May 18, 2001 — What’s blue, comes in bottles, costs a hefty chunk of change per dose and is reputed to enhance sexual performance? If you said Viagra, you’re close but no cigar. The stuff in question is an herbal beverage called Niagara (nudge, nudge, wink, wink), made in Sweden and billed by its U.S. distributor as “Romance in a bottle.”
The distributor, Lari Williams, who describes herself as “just a little girl from Arkansas trying to bring romance back to the bedroom” is doing it with the help of Nerve, a magazine that unabashedly peddles itself as “more graphic, forthright, and topical than ‘erotica,’ but less blockheadedly masculine than ‘pornography,’” according to the company’s mission statement. In other words, Nerve aims for a demographic somewhere between Reader’s Digest and Hustler.

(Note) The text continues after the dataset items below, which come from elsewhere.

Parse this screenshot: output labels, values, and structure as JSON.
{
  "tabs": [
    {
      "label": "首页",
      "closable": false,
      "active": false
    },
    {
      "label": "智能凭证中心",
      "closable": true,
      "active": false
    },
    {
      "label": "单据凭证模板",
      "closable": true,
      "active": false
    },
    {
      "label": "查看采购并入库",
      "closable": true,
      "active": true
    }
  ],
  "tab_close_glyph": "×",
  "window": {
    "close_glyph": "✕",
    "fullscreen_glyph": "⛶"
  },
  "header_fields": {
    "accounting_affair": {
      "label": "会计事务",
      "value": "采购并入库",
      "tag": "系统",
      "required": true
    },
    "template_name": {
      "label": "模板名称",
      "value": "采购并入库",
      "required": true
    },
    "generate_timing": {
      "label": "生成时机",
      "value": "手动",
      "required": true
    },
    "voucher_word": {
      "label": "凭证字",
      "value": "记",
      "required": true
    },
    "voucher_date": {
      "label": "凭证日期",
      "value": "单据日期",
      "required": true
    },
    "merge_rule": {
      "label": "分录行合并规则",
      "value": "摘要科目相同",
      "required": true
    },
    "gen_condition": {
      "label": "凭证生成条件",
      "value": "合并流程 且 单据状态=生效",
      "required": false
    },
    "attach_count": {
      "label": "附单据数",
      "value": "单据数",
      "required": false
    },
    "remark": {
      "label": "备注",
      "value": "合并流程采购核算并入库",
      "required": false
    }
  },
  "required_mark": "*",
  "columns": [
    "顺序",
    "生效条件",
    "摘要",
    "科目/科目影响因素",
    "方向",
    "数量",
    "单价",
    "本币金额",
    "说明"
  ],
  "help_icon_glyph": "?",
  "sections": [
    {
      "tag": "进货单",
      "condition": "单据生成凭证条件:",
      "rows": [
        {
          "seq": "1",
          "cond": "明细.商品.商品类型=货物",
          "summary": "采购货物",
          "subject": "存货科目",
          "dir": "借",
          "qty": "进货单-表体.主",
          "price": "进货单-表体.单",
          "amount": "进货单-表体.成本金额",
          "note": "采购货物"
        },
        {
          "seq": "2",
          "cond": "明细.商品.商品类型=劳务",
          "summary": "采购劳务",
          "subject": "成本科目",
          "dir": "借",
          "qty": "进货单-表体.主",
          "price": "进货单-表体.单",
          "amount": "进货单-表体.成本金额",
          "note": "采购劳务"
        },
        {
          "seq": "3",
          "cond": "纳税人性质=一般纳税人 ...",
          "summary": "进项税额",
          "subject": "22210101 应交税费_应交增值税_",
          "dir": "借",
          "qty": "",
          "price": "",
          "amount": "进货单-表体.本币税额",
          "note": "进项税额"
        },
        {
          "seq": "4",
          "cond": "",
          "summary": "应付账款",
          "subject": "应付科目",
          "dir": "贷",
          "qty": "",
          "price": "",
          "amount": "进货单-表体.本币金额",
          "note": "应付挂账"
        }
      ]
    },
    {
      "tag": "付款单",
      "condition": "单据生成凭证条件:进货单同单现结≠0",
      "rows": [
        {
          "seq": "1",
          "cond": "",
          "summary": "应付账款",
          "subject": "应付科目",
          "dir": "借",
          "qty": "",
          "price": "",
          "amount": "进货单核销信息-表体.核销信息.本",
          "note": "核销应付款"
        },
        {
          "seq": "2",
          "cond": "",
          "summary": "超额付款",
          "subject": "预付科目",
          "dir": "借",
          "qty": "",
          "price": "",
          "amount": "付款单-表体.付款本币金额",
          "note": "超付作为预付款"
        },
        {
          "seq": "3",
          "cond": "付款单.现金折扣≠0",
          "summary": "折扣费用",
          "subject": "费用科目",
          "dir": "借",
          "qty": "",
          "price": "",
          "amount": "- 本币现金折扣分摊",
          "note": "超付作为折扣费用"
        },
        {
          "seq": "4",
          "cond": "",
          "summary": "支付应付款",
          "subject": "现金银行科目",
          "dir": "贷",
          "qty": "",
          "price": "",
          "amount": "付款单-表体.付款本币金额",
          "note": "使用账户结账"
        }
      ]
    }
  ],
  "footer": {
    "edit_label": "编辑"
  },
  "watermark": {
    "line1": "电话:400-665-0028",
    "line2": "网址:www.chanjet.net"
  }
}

Niagara is a fruit-flavored blue-dyed concoction containing carbonated water and sugar spiked with the alleged herbal aphrodisiac damiana (reputed to be a plant estrogen), plus ginseng (a root commonly used in Chinese medicine), guarana (a stimulant similar to caffeine), mat (another stimulant), schizandra (a Chinese medicinal said to have aphrodisiac and stimulant properties), plus as much caffeine as an eight ounce cup of coffee.
Williams tells WebMD that she discovered Niagara at a food and gifts trade show in Dallas last January. “I tried it one night and realized that it definitely had an effect on me, and I told my husband ‘I’m buying 3,000 bottles’ because it was close to Valentine’s Day, and he was going ‘Oh my gosh, no you’re not,’ and I went ‘Yes I am’ and he was just about to kill me. Well, we sold 15,000 bottles in two days. We had to make two trips to Dallas to go pick up more product.”
Williams, owner of a gourmet coffee and food shop in Little Rock, adds that “here in Arkansas we have what we call ‘Niagara Nights.’ People get their six-pack or two or three bottles and walk out the door high-fiving each other going ‘Ooh, we’re having a Niagara night tonight!’”
One of William’s customers, a 45-year-old saleswomen, told Arkansas Times in March that “I usually wear down … I was hanging in there. I was proud of myself … It lights your fire.” Another said, “It made me feel really warm, really sensual, … much more sensitive.”
Testimonials are one thing, but proof is another. Because the combination of ingredients in Niagara has never been subjected to scientific scrutiny, it’s difficult to know whether Niagara actually stimulates the female libido.
“The problem with a lot of these aphrodisiacs — and it’s a problem with the whole herbal industry — is the fact that there’s no validation of the product and it’s not under any kind of FDA control,” says Eloy Rodriguez, PhD, professor of plant biology at Cornell University in Ithaca, N.Y.
Rodriguez tells WebMD that he previously investigated damiana (which Williams says is the main active ingredient in Niagara), but found no biochemical evidence that it had sexual stimulatory properties. In the book A Modern Herbal, published in 1931 and revised in 1971, Mrs. M. Grieve described damiana as “a mild purgative, diuretic, tonic, acting directly on the reproductive organs, stimulant … aphrodisiae.”
If the claims about Niagara’s effects are unproven, what’s certain is that a lot of people are excited about the product, including Williams, who saw sales skyrocket after her web site was featured on a segment of ABC’s Good Morning America. The Playboy mansion recently ordered more than 1,400 bottles of Niagara, and it’s being hawked on the Internet auction site eBay for $50 per bottle and up (it retails for $29.95 a six pack) says Alisa Volkman, a spokeswoman for Nerve.com. Niagara has popped up on NBC’s Today Show, ABC’s chatfest The View, and the Montel Williams show.
The folks at Nerve and its online incarnation are in ecstasy as well: after they “broke” the Niagara story on their Web site in March, they agreed to develop a Web site for Williams to push the product. They have also just nailed down a film development deal with Revolution Studios, which has acquired the rights to the story for a production company partly owned by Julia Roberts and Adam Sandler, with a script being developed for Sandler, says Volkman, who is also vice president for film development at Nerve.
The folks at Pfizer, manufacturer of Viagra, are pretty worked up about Niagara too. They took Williams to court for trademark infringement, but failed to get a temporary restraining order. In his decision the Arkansas judge was quoted as saying “if men can have Viagra then women should be able to have Niagara.”
For the moment at least, women have their Niagara. Williams assures WebMD that neither she nor anyone connected with the beverage makes medical claims for it, which would be a violation of FDA regulations. In 1989, the FDA issued a statement that there is no scientific proof that any over-the-counter aphrodisiacs work to treat sexual dysfunction, and the agency has issued recall requests of some products with aphrodisiac claims.
“I can only tell people that they must be smart and realize when somebody tells them ‘this is so-and-so,’ they have to rely on [the fact] that the person knows what they are talking about,” Rodriguez says. “Most of the time, they’re just carnival barkers that got fired.”